Congé mariage : 4 jours minimum, conventions plus généreuses et délai à respecter
Un salarié qui se marie a droit à un congé spécifique, rémunéré et distinct des congés payés. Le minimum légal est de 4 jours, sans condition d’ancienneté, mais la durée peut être plus favorable selon la convention collective, l’accord d’entreprise ou le statut du salarié. Pour éviter les mauvaises surprises, il faut vérifier le nombre de jours applicables, le moment où le congé peut être pris et le justificatif à fournir.
Le droit minimum prévu par le Code du travail
Le congé mariage fait partie des congés pour événements familiaux. Dans le secteur privé, l’article L3142-1 du Code du travail prévoit 4 jours de congé pour le mariage du salarié. Ce droit s’applique aussi à la conclusion d’un Pacs, mais il s’agit d’un événement distinct. Un salarié qui se pacse puis se marie peut donc bénéficier des deux congés si les deux événements sont bien séparés.

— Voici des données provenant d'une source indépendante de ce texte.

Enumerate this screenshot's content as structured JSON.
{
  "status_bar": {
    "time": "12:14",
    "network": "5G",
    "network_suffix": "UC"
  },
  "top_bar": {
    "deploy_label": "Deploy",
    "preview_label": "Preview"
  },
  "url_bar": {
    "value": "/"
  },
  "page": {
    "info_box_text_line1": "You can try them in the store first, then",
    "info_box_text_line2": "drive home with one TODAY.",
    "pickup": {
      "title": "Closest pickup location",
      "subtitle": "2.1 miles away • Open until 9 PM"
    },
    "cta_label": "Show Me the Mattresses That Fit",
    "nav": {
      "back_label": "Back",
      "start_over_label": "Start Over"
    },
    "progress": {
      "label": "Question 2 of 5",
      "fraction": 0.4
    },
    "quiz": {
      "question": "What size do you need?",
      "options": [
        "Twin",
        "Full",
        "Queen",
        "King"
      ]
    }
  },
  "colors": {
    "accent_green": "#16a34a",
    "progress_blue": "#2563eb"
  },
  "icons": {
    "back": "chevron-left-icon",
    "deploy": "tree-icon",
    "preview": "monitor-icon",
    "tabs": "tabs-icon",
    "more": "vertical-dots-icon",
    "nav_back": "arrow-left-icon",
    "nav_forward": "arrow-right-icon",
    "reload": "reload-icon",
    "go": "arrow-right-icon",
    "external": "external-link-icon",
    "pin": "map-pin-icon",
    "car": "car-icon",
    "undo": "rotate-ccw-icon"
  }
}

Quiz : Congé Mariage et PACS
Un congé payé, sans ancienneté minimum
Le congé mariage ne dépend pas de l’ancienneté. Un salarié récemment embauché peut donc en bénéficier dès lors que l’événement est réel et justifié. Ces jours sont rémunérés comme du temps de travail normal et ne sont pas déduits du solde de congés payés. Ils sont aussi assimilés à du temps de travail effectif pour le calcul des congés payés.
Jours ouvrables ou jours ouvrés : une différence à vérifier
La loi raisonne en jours ouvrables, c’est-à-dire en principe tous les jours de la semaine sauf le dimanche et les jours fériés habituellement chômés dans l’entreprise. Certaines conventions collectives parlent plutôt en jours ouvrés, soit les jours normalement travaillés dans l’entreprise. La différence peut changer le nombre de jours réellement disponibles. Avant de poser ses dates, il est donc prudent de vérifier la formulation exacte applicable.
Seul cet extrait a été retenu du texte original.